La determinación de Pyongyang de convertirse en un Estado nuclear dejaba escaso margen de maniobra a Trump, como tampoco lo tuvieron sus antecesores. Mientras que lo que quiere Washington es el abandono por Corea del Norte de su programa nuclear, para esta última “desnuclearización” tiene un significado distinto: la conclusión de la alianza de Estados Unidos con Corea del Sur—incluyendo la presencia de sus tropas en este país—y la retirada del paraguas nuclear norteamericano en el noreste asiático. Estos objetivos opuestos hacen que un acuerdo resulte virtualmente imposible. Pero, al mismo tiempo, el bloqueo del dossier permite a Pyongyang continuar desarrollando sus capacidades nucleares—podría tener ya 60 bombas—y de misiles, ampliando por tanto el alcance de la amenaza que representa este régimen totalitario para la estabilidad regional e internacional.
La Casa Blanca, aun más en año electoral, no cuenta con muchas opciones. Además de por sus consecuencias directas, el recurso a la fuerza no es viable por el claro riesgo de expansión del conflicto, incluyendo una probable intervención de China. Perseguir la “congelación” del programa nuclear norcoreano y, sobre esas bases, su gradual eliminación es lo que ya intentaron presidentes anteriores de Estados Unidos, cuando Corea del Norte tenía un arsenal muy inferior y por tanto más razones para negociar. Redoblar la presión externa en todos los frentes para poner en riesgo la supervivencia del régimen sería la alternativa más eficaz. El problema es que, para articularla, Washington necesita construir alianzas, es decir, todo lo contrario de lo que ha hecho este presidente al enfrentarse a Pekín y declarar su hostilidad hacia todo proceso multilateral.

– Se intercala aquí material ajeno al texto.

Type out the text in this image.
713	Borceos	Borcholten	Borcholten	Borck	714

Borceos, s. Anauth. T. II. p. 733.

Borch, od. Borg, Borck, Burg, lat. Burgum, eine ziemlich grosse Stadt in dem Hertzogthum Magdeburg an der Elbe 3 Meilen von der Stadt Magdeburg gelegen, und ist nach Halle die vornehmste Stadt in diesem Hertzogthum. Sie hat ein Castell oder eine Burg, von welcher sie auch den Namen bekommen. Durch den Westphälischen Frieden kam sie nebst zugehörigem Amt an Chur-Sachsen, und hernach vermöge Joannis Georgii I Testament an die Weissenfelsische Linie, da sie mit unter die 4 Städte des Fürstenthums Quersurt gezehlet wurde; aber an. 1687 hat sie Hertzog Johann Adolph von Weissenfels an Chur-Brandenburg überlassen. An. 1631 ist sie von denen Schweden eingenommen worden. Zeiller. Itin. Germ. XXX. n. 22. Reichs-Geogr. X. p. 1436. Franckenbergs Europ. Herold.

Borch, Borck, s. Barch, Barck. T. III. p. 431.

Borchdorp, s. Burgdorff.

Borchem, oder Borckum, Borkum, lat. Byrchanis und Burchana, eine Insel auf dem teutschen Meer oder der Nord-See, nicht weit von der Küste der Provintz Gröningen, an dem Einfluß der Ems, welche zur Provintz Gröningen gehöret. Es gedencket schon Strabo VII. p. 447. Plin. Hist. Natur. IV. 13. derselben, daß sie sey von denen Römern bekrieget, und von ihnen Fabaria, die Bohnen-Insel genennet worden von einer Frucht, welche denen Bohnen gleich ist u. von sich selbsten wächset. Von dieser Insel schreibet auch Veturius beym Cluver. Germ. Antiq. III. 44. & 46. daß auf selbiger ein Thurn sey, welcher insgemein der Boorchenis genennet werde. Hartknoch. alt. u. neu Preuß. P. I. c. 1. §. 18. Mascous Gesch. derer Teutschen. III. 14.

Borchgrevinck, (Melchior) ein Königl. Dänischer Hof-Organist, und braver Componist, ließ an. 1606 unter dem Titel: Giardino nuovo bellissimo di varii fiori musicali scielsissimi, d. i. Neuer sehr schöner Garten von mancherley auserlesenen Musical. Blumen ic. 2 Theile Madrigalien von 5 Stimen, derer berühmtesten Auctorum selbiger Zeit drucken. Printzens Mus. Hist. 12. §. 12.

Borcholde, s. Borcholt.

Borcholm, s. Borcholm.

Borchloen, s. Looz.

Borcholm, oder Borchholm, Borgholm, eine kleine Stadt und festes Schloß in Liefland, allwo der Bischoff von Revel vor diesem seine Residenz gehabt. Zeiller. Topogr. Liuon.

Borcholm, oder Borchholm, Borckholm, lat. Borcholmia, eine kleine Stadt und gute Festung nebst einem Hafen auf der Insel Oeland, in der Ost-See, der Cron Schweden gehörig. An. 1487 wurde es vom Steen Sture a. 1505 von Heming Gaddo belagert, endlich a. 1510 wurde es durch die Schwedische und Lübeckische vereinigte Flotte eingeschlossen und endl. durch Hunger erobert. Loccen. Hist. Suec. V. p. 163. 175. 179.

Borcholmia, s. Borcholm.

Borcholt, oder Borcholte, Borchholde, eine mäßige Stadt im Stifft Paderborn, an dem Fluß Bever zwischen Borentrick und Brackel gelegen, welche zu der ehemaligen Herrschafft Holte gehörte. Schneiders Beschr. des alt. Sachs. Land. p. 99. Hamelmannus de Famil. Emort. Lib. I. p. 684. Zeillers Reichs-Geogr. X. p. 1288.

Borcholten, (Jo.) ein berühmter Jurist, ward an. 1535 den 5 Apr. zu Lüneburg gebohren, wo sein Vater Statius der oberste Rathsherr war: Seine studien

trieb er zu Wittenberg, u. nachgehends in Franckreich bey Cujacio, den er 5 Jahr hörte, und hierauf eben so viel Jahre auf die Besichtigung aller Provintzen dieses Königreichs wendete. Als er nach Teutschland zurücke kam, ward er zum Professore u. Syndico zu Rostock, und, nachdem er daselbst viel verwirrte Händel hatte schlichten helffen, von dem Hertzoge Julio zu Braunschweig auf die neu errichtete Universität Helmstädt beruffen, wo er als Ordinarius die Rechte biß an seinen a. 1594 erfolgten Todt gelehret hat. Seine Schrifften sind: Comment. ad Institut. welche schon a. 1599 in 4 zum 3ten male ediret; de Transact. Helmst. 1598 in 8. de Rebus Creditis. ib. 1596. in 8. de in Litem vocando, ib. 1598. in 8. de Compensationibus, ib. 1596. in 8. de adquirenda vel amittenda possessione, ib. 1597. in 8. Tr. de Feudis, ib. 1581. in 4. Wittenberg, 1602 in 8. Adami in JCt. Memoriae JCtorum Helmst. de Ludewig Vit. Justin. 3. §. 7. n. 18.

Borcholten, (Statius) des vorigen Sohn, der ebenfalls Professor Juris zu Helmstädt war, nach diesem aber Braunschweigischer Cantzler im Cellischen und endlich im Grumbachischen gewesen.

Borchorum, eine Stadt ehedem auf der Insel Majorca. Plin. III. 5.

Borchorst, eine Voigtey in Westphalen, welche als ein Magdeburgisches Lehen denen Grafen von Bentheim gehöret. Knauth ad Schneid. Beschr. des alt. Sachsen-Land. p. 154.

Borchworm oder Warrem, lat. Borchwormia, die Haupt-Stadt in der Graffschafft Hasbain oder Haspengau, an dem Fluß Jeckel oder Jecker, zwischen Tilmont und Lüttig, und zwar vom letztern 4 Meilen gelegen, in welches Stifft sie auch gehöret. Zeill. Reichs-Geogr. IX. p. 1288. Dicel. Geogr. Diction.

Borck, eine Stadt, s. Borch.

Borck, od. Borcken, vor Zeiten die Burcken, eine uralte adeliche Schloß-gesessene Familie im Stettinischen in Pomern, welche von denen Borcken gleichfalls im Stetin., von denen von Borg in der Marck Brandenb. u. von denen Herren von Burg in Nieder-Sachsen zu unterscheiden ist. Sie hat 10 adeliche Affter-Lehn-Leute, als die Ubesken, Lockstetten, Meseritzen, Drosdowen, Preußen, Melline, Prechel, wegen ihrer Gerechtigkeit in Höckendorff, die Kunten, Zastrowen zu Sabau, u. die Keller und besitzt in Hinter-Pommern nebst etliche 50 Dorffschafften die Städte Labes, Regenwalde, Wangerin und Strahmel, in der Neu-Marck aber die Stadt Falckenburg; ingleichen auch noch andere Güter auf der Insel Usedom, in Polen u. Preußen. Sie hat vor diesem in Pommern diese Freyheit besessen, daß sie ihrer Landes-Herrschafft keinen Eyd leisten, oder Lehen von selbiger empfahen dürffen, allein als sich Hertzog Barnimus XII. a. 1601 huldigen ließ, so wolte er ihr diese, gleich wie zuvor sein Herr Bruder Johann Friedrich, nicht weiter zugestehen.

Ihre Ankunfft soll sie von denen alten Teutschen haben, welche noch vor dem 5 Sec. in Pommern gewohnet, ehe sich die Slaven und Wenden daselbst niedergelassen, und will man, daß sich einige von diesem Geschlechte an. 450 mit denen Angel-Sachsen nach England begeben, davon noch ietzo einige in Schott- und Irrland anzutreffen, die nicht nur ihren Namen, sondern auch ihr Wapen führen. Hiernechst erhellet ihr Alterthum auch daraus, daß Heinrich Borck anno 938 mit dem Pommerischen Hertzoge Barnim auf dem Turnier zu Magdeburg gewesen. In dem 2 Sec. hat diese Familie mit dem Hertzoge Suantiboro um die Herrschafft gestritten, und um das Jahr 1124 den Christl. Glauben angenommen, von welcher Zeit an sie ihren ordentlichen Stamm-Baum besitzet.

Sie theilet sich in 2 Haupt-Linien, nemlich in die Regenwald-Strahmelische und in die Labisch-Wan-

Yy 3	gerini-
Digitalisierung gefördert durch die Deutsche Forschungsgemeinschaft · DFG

En este contexto, la agenda diplomática y de seguridad parece depender de los movimientos de Pyongyang. Mientras éste mantiene a China de su lado, sitúa a Washington ante un escenario en el que sólo puede reaccionar a las acciones de otros. Estas circunstancias, además del compromiso del actual gobierno surcoreano con una relación de cooperación con el Norte y el interés prioritario de Kim Jong-un por volcarse en dinamizar la economía, permiten concluir que las posibilidades de un choque militar no son elevadas. No obstante, como ya ocurrió con el Acuerdo Marco de 1994 o con las Conversaciones a Seis Bandas (2003–2009), la ruptura de las negociaciones entre Estados Unidos y Corea del Norte representa una nueva oportunidad perdida para la paz. Treinta años después del fin de la Guerra Fría, y cerca de cumplirse 70 años del armisticio que puso fin a la guerra de Corea (1953), la península sigue en punto muerto.